Got an email from my oldest friend today. Not old in the chronological sense, but from the years we have known each other sense. She and I go all the way back to the fifth grade and The Church of the Resurrection Grade School. That’s thirty plus years now. Aside from family, I don’t think I go back farther with anyone else. Despite a few breaks in contact here and there over the decades, she could probably tell anyone who was interested in just how much, or not, I have changed over time. She was inquiring about our recent 25th high school reunion, which she missed, and to fill me in on her mother’s recent surgery. It seems her mother needed knee replacement and was under the impression that replacing a major joint was on par with most day surgeries. In, out and home to be all comfy snug as a drugged up bug for a day or two and then back to one’s normal routine. Alas, it was not the case. Apparently one cannot receive a new knee and go to the gym the next day and begin abusing it in spin class or on the treadmill. There is the whole pesky recuperation thing to deal with first. For my friend’s mother this means purchasing a walker, acquiring a toilet seat heightener and being eligible for a short term handicap parking sticker. I knew without her having to tell me that her mother would be horrified at the prospect of any one of those things, but all at once probably sent her over the edge. I know this because even though I haven’t seen either of her parents in many years, I have parents of my own who reject anything that hints at the fact that they might not be as young as say, my friend and I are. Which is not that young by the way.

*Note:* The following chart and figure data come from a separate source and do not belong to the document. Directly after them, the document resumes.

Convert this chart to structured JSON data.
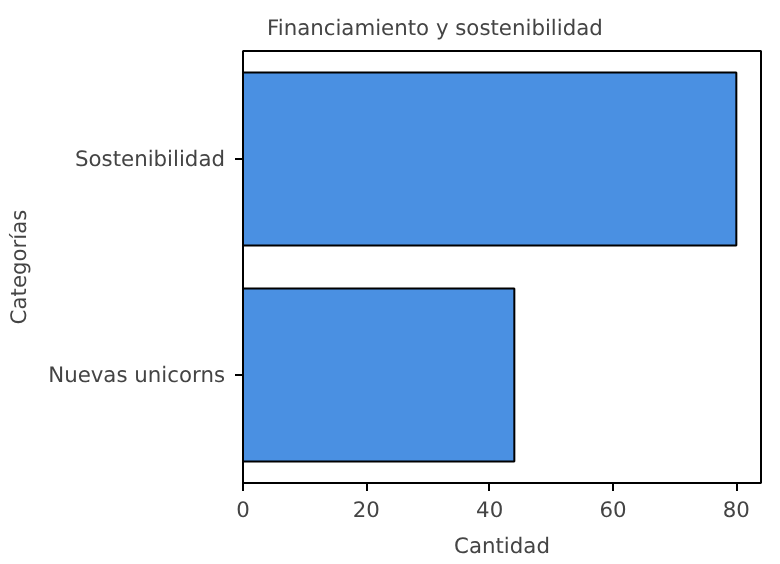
{
  "chart_data": {
    "type": "bar",
    "orientation": "horizontal",
    "title": "Financiamiento y sostenibilidad",
    "xlabel": "Cantidad",
    "ylabel": "Categorías",
    "categories": [
      "Sostenibilidad",
      "Nuevas unicorns"
    ],
    "values": [
      80,
      44
    ],
    "color": "#4a90e2",
    "xlim": [
      0,
      84
    ],
    "xticks": [
      0,
      20,
      40,
      60,
      80
    ],
    "grid": false
  }
}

She marveled at the differences in expectations patients can have about procedures like knee replacement. Being a doctor, she has seen these expectations run the gamut from Monty Python crowd of “It’s just a flesh wound” to those who believe there is never a good reason not to be put completely under. Expectations. And pity the poor doctor, or teacher or barista at the nearest Starbucks who can’t live up to them.

One of the reasons I was glad that immigration forced me to prematurely retire from teaching was the unrealistic expectations that were being forced on me by superiors and lawmakers and the media. A job that once beckoned me through the school days an hour or more before my students, and most of my colleagues, arrived every morning has been sucked dry of its joy the ridiculous notion that schools should be run like businesses and that educating children was no different from putting together appliances. I am sure the same could be said of medicine and the damage that has been done there by insurance companies who feel their true purpose is to enrich shareholders. Expectations. One of those eye of the beholder things, eh?

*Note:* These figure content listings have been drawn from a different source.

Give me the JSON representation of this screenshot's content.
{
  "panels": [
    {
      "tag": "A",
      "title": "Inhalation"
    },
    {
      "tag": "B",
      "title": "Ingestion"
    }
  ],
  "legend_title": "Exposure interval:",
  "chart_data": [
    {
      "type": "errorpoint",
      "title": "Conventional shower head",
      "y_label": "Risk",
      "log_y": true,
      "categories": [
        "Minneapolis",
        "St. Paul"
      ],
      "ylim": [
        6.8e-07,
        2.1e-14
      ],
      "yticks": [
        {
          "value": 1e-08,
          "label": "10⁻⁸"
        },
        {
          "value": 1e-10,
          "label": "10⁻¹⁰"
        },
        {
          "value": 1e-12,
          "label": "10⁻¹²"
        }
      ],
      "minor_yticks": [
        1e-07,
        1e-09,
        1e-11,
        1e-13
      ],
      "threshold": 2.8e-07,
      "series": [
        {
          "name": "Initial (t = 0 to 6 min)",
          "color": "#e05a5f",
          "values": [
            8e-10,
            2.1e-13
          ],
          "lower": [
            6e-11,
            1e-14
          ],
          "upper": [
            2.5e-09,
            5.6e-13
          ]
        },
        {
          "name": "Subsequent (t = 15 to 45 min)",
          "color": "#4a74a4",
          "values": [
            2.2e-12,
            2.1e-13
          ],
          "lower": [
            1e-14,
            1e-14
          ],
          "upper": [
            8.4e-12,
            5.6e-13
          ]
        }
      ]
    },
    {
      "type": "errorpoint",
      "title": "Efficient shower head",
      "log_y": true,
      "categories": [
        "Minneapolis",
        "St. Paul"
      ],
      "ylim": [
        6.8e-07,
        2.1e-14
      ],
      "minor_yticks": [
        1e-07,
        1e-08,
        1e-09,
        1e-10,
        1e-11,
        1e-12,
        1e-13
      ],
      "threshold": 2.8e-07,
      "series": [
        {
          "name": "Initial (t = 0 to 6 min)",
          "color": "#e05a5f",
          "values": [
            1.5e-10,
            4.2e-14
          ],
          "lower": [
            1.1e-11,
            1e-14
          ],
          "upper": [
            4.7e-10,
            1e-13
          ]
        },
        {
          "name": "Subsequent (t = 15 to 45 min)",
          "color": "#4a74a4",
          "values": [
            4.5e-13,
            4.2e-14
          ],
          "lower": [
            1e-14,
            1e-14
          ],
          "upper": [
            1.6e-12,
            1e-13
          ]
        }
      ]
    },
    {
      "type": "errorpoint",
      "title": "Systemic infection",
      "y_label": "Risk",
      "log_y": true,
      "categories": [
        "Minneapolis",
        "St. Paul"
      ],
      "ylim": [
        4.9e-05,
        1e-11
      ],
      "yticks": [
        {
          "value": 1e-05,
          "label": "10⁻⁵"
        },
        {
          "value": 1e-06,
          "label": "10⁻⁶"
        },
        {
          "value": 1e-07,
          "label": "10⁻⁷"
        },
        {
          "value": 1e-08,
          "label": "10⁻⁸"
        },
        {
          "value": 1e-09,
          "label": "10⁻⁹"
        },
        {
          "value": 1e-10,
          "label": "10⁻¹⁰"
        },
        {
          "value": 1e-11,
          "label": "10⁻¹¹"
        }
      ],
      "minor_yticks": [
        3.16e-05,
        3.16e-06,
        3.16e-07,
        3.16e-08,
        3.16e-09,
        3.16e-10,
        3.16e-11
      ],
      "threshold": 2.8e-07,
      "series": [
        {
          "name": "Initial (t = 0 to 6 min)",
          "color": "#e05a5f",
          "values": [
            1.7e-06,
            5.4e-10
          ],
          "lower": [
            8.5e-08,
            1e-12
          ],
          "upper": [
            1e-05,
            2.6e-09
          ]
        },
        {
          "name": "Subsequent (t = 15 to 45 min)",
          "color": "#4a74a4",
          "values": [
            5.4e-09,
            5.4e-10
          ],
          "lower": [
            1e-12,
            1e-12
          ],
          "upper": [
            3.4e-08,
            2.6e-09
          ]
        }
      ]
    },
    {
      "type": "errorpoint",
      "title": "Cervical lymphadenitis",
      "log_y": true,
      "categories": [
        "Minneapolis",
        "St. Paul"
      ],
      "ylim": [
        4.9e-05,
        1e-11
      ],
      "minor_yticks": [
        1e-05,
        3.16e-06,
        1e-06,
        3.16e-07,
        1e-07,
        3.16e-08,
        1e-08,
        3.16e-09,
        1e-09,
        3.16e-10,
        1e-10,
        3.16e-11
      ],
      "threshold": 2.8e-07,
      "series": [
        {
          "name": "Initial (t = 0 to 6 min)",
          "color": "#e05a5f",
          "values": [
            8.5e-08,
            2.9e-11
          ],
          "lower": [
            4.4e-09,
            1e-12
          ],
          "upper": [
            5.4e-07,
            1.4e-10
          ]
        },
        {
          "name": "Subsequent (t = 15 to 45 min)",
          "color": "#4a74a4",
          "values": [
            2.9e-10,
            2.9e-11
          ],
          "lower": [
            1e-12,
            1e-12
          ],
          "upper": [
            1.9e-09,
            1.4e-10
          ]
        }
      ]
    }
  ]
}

As a widowed women I found a veritable rule book of expectations I was expected to adhere to with the conviction of the newly reborn. One of my favorites was the one year rule. The widowed are expected to put off any major decisions until the first anniversary of their spouse’s death has been duly mourned for all to see. and maybe hand them certificate suitable for framing afterwards. Who knows. It sounded a bit iffy to me. Put off? What does that mean exactly? I had a master’s degree to finish. I was actually in the middle of my thesis when Will died and was preparing for my final seminar class that coming July. Selling my house perhaps? I wasn’t in dire need of that but if I had been, would it have been better to wait a year and hope a foreclosure wasn’t the result? I did reach the conclusion it was time to start looking at other career possibilities, but I was going to stick with teaching until I had things lined up. Would waiting a year to start planning my move have given me more clarity or simply thrown cold water on my momentum?

Expectations are about reality but sometimes reality bites a bit too hard to be given all that much credence. If my father hadn’t the lofty expectations he did after his strokes and being diagnosed with plumonary fibrois, he would be dead already. Expectations might inconvenience and cause us to shake are heads a bit in wonder, but in the end they are subjective thing. Better to be a square peg than one of the numerous round holes.